去年のアジサイは花の種類によって異なり、どこか未練がましさを感じたような終わり方だった。それなのに今年はアジサイたちが、そろって花を開き、あれよあれよといううちに一斉に枯れはじめた。去年は白いアジサイが、遅めに咲き、赤や青のアジサイが枯れたころに最盛期を迎えていた。
今年は、白いアジサイもふくめて種類は関係なくすでに枯れはじめた。これもまた地球温暖化のせいだろうかと、つい、思ってしまうが、そうとばかりはいえないだろう。
生き物たちはとてもデリケートである。ほんのちょっとした変化でも、たちまちそれに対応、あるいは適応していこうとする狂うとなると、激しく狂ってしまうことがある。

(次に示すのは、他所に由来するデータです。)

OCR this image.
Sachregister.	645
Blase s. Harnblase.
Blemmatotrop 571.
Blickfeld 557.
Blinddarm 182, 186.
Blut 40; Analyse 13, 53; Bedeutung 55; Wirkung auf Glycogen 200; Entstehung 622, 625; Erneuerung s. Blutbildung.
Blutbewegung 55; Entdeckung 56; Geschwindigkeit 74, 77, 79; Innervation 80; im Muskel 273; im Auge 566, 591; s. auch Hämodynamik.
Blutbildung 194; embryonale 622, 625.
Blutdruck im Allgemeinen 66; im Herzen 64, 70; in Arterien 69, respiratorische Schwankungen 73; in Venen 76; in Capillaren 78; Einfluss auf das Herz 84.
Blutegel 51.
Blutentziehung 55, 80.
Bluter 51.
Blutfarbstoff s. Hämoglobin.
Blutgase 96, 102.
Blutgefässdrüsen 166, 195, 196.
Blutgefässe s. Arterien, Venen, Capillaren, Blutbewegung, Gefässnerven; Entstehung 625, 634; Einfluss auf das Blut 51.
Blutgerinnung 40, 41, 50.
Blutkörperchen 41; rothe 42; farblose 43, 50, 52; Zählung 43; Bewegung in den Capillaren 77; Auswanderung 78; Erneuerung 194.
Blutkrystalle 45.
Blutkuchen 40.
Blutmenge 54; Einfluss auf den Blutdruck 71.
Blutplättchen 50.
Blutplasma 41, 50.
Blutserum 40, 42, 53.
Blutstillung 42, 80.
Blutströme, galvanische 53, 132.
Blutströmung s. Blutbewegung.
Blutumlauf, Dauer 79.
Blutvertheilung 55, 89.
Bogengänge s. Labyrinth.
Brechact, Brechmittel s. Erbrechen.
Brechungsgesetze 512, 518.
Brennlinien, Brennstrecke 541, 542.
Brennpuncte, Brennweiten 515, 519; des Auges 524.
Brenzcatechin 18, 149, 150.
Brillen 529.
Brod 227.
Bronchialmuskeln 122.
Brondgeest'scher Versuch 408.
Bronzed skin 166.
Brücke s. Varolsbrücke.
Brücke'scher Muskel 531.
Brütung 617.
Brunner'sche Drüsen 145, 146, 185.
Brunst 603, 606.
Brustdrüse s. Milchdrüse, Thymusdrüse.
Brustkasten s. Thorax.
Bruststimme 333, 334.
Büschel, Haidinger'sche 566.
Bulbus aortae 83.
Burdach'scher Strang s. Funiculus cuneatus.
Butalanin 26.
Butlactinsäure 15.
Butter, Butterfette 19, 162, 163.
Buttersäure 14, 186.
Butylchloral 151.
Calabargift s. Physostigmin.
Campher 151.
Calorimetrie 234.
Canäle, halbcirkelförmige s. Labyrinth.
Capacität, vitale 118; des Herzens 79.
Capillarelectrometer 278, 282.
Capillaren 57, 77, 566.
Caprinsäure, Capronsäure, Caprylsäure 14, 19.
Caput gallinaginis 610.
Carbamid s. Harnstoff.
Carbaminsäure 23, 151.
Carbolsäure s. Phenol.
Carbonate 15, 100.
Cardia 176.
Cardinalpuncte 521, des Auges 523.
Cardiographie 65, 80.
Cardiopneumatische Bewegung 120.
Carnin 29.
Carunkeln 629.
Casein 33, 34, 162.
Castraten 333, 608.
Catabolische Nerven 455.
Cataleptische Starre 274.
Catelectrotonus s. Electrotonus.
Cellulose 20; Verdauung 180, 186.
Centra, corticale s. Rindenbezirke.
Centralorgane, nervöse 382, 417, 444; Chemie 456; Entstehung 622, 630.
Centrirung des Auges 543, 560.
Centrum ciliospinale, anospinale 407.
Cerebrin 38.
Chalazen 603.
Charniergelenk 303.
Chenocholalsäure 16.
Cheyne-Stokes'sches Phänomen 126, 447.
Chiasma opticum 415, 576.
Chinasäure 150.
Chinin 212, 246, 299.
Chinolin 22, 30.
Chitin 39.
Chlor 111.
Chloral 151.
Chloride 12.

昨年、ぼくが住むマンションの敷地の中で、ヒガンバナが一斉に咲いた。たしか、8月のお盆のころだった。まるで気にとめずにFacebookに写真を載せたら、花が咲くのが早すぎると指摘された。
そこではじめて気がついた。ヒガンバナというくらいなので、9月のなかば過ぎのお彼岸のころに咲くべきだと——。なんと、ひと月も早い開花ではないか。もっとも、そのころに咲くヒガンバナもあるそうだが、ここに咲いているのは普通のヒガンバナだった。
憶測にすぎないが、どうやら、近所のお宅の庭にあったヒガンバナの球根が移植さてきたらしい。そのため、花が持つ時間や季節の感覚に狂いが生じ、ひと月も早く咲いてしまったのだろう。少数は、ちゃんと翌月のお彼岸のころに咲いていた。
掘り起こされて眠りから覚め、咲く時期をまちがえたのだろうか。なんともおかしかった。移植したと思われるお宅でもびっくりしたのがわかるようなケアをなさっていた。ヒガンバナだけに好き嫌いはあるだろうが、今年9月の彼岸のころが楽しみだ。